Novices and experts alike have faced down a sheet of cookies with burnt bottoms, wondering whether to:

  • Toss them and start over.
  • Try to hide them among a plate of other cookies.
  • Race out to buy the cookies needed.
    Recently, we heard of a much better solution: Use your microplane to shave or grate away the burned part!

    And, we picked up a side tip from professional chef Gemma Stafford: This works on burned biscuits and scones too (duh to us!). Read the rest of her suggestions at BiggerBolderBaking.com.

    Cookies burn because they get too much heat from the bottom heating element in the oven. This is why a middle rack is always the best option.

    There are a number of ways to protect the cookie bottoms.

    1. Use a convection oven. If you have the option, the convection fan distributes the heat more evenly.

    2. Use an oven thermometer. If your cookies often burn on the bottom, check the heat with an oven thermometer. It will tell you if your oven is calibrated properly. If not, adjust the baking temperature accordingly.

    If you still have the oven manual, check for instructions on how to recalibrate.
    Before The Cookies Go Into The Oven

    3. Bake the cookies on the middle rack. The temperature is highest there, but the bottom of the pan is away from the bottom heating element.

    When you need to bake two sheets at the same time, you can’t avoid the bottom rack. But pay special attention to those cookies, which will bake faster than the upper rack. You may need to remove them earlier.

    4. Use a heavy, light-colored (silvery) aluminum cookie sheet, ideally with no rim. Dark cookie sheets promote browning; sheets with rims block the air circulation to the tops of the cookies, so the tops cook more slowly while the bottoms cook at a normal pace.

    If it’s time to replace or add to your cookie sheets, consider an insulated cookie sheet. It’s built with a layer of air between the top and bottom, giving your cookies protection from the oven’s lower heating element. Farberware, Nordicware and other brands make them.

    5. Use parchment paper. Lining the pan with parchment paper provides more insulation (and for delicate items like meringues and macarons, it helps with uniform baking).

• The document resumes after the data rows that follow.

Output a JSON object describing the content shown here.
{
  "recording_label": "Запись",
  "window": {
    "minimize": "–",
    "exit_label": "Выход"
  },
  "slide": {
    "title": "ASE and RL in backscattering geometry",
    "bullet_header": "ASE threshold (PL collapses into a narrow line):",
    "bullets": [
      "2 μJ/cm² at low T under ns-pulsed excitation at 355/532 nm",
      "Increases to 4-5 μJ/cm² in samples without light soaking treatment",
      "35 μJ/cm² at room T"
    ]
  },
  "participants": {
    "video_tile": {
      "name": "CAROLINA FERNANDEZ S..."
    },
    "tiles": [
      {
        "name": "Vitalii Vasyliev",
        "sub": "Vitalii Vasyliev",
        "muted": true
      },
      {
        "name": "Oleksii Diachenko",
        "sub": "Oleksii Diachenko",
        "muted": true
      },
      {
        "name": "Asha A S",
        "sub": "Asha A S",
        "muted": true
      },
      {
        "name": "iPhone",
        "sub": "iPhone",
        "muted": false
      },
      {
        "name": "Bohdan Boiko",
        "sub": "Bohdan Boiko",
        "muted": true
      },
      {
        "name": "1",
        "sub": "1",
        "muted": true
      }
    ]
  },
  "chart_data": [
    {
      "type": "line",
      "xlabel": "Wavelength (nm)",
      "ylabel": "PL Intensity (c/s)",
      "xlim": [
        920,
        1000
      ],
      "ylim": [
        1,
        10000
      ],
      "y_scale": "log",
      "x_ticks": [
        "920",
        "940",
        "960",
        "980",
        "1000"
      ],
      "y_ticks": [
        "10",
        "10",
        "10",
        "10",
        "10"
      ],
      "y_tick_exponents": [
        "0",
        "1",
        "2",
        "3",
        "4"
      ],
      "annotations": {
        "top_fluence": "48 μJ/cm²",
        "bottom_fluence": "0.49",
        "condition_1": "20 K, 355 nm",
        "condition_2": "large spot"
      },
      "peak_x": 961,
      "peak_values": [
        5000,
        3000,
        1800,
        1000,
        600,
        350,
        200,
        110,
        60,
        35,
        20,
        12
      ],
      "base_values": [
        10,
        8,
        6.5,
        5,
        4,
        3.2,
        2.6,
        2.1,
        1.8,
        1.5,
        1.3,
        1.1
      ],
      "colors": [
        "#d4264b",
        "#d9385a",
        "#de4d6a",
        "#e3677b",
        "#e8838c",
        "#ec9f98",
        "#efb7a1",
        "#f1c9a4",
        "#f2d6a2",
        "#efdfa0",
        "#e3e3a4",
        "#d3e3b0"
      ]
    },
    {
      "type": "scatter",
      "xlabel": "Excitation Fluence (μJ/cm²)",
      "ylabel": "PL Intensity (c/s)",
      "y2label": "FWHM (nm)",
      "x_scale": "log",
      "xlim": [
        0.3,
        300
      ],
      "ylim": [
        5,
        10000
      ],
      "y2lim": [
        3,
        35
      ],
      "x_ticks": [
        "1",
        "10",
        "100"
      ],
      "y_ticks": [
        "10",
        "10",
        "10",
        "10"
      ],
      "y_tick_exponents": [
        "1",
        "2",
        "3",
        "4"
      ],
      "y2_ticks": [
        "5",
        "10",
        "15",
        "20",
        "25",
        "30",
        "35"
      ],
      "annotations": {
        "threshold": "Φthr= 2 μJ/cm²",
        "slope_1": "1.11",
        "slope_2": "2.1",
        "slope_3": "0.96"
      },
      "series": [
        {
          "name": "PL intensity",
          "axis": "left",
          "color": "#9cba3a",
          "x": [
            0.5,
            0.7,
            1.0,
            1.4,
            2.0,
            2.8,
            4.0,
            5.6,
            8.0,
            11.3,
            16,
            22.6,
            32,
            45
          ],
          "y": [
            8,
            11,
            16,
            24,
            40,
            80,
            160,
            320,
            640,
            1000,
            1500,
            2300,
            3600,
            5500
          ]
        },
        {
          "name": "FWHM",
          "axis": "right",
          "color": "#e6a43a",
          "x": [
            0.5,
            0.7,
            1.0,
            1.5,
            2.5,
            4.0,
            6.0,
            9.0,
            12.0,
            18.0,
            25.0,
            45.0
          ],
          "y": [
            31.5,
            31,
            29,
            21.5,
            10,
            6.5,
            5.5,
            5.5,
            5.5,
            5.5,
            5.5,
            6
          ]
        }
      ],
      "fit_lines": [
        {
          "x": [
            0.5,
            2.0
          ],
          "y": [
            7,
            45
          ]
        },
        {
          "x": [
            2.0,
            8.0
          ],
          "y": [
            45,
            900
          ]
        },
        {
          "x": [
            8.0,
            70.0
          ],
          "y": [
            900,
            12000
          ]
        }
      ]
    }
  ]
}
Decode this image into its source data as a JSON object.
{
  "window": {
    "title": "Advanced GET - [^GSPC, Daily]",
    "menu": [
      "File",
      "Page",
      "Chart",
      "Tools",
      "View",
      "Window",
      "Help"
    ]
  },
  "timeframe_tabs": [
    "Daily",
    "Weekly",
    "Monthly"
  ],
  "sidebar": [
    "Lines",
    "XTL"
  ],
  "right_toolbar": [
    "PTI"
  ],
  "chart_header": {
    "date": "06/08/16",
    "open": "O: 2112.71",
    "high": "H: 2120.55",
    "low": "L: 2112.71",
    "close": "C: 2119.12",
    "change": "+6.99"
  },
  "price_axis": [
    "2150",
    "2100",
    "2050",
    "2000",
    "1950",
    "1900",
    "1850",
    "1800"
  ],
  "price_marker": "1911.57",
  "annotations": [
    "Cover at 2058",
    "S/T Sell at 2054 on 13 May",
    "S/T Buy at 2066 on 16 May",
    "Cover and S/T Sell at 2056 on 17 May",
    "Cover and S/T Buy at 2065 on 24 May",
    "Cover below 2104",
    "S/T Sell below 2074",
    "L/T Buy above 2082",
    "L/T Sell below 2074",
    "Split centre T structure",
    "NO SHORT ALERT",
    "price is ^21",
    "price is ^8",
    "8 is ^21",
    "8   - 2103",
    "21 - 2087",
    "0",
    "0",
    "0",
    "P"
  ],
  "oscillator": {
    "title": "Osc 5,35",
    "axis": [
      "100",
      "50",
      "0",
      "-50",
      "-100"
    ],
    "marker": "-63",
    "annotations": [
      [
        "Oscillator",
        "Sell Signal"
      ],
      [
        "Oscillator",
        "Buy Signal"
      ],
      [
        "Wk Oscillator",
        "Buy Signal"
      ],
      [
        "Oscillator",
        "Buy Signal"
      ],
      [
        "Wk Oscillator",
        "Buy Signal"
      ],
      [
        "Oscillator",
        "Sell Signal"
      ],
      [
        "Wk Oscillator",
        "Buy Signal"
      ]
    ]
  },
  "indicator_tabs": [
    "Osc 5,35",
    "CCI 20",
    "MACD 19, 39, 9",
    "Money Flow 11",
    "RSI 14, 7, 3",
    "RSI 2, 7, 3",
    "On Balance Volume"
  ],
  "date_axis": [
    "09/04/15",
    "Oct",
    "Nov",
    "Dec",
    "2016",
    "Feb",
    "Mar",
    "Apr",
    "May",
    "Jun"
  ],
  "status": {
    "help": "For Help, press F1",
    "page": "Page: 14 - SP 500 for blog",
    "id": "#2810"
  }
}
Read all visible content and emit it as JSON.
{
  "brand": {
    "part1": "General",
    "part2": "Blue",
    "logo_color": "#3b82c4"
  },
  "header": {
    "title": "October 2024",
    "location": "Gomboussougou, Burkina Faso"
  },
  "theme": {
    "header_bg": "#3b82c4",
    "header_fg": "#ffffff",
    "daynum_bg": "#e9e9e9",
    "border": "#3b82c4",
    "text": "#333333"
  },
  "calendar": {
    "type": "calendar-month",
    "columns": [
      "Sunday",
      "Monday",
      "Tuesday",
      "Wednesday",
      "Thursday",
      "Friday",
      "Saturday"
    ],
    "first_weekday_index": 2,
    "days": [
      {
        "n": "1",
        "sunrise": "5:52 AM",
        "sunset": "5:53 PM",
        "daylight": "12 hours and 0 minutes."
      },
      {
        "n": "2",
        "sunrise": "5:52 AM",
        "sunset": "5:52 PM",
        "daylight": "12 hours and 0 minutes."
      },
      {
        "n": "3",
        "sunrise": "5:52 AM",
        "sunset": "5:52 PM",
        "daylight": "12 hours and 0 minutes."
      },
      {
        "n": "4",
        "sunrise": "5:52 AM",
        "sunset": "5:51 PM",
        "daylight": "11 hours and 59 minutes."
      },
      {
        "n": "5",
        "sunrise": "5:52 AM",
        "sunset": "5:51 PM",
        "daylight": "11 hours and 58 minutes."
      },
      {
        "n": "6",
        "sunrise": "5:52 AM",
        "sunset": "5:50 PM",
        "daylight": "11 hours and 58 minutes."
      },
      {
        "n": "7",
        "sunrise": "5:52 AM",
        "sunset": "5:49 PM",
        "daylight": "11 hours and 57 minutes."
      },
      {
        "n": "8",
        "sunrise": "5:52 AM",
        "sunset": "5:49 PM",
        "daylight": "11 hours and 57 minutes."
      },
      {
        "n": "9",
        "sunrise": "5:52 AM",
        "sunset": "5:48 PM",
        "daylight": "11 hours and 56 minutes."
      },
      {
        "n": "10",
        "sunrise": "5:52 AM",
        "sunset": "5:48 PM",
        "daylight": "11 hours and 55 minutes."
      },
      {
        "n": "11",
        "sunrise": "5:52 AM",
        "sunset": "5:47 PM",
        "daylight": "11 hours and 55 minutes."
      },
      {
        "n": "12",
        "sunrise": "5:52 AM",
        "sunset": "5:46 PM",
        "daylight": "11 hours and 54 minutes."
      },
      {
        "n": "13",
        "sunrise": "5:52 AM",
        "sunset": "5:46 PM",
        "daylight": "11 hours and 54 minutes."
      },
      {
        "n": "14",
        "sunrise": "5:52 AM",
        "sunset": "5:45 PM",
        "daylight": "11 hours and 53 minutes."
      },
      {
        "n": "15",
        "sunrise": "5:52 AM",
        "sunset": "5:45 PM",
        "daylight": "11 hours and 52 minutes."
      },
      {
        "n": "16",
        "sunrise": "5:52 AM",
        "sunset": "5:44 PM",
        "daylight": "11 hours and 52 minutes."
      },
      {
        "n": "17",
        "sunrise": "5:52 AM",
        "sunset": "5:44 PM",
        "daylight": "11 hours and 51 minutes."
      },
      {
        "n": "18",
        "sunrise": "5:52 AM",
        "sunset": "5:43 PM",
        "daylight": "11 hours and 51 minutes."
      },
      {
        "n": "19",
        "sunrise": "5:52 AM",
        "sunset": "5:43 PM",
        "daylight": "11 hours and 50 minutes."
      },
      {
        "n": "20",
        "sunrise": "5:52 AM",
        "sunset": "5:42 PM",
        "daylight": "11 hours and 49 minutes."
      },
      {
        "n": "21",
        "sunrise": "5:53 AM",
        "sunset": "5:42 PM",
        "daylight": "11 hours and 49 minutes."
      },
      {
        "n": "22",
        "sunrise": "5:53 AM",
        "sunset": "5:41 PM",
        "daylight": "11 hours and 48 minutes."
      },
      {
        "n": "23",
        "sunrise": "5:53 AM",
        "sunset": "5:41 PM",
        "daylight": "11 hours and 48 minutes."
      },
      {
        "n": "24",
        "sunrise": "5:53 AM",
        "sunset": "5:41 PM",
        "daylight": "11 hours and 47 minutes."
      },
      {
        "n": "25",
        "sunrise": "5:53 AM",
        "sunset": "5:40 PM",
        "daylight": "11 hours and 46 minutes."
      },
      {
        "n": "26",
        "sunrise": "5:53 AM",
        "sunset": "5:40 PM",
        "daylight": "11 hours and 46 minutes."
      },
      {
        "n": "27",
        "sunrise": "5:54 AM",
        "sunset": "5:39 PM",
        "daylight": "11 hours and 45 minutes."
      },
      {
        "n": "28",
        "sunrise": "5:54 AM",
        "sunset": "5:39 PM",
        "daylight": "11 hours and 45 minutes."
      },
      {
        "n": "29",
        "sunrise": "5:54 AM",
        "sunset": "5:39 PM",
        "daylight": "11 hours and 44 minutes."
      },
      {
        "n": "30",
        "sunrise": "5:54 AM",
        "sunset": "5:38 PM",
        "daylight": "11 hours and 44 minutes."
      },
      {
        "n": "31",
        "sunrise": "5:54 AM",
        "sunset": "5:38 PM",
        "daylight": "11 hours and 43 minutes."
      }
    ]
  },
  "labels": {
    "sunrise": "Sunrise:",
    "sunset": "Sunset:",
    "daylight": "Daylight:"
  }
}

    6. Use a silicone liner. This is especially important if your cookie sheet is thin (another reason to pay a bit more for professional-quality bakeware). Otherwise, try this trick: Stack another thin cookie sheet under the sheet with the cookies, to provide more protection from the oven’s heating element.

      Burnt Cookies
    [1] Get out the Microplane for the rescue: Just grate off the burnt part (photo courtesy Gemma Stafford | Bigger Bolder Baking).

    Christmas Cookies
    [2] No one will ever know you scorched the bottoms (photo courtesy Wisconsin Milk Marketing Board).

    Christmas Cookies
    [3] Whether delicate or robust (like chocolate chip), cookie bottoms can burn (photo courtesy Wisconsin Milk Marketing Board).

    While The Cookies Bake

    7. Set the timer for the lower end of the baking range. Check the cookies when it rings. If your cookies still need some baking time, stand watch over them and check them in another few minutes.